Created and developed by Magnus Hansen
Magnus Hansen is a sound designer whose work explores the intersection of art, politics, and human vulnerability. Through Atomic Echoes, he translates the global tension surrounding nuclear weapons into an artistic soundscape – a reminder of the urgent need to understand how prepared, or unprepared, humans are in the face of such destructive power. His work invites reflection on both the fragility and responsibility that define our shared existence.

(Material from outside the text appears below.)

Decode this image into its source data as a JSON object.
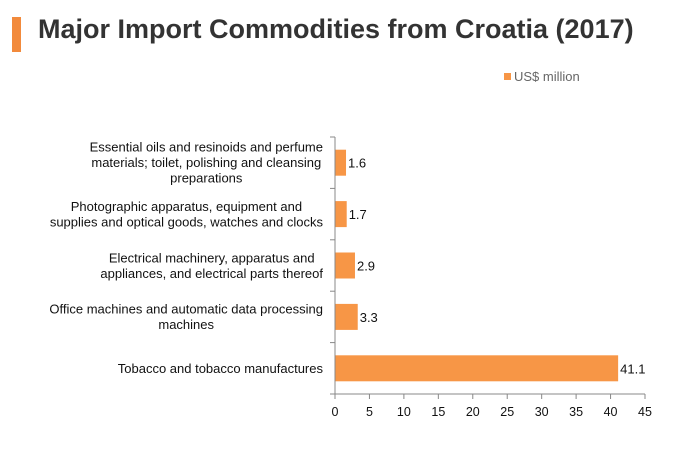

Atomic Echoes seeks to make this abstraction tangible – to give the audience a small glimpse of the experience of a nuclear explosion. The installation unfolds in three phases: before, during, and after the explosion. Sound moves from what can be heard to what can be felt – from the ear to the body, from perception to vibration.
The work employs a specially developed loudspeaker capable of reaching as low as 13 Hz – frequencies no longer perceived as sound, but as physical motion. Together with a vibrating floor, the space becomes an auditory Ganzfeld – a field where the senses lose orientation, and listening shifts into the body.
“..it took us into those really extreme places”
– Peter Rice
“These sounds make you understand how hard it is for a human being to face this cruel world and its ugly reality.”
– Ahmed Kilany
Vibrations in the air, traveling as waves that push and pull the space around us thousands of times per second. At 440 Hz, the air moves back and forth four hundred and forty times every second – a vibration our ears translate into what we call the note A. But when these waves slow down – below about 20 times per second – they slip beneath the threshold of hearing. The air still moves, but our ears no longer register it. Instead, our bodies do. The chest, the skin, the organs – all begin to sense what the ears cannot.
At these low frequencies, sound stops being an event in the air and becomes a physical presence. Pressure rather than tone. Weight rather than melody.
Low frequencies can trigger tiny shifts in blood pressure, balance, and breath – the same physical responses our ancestors relied on to sense danger before it could be seen or heard.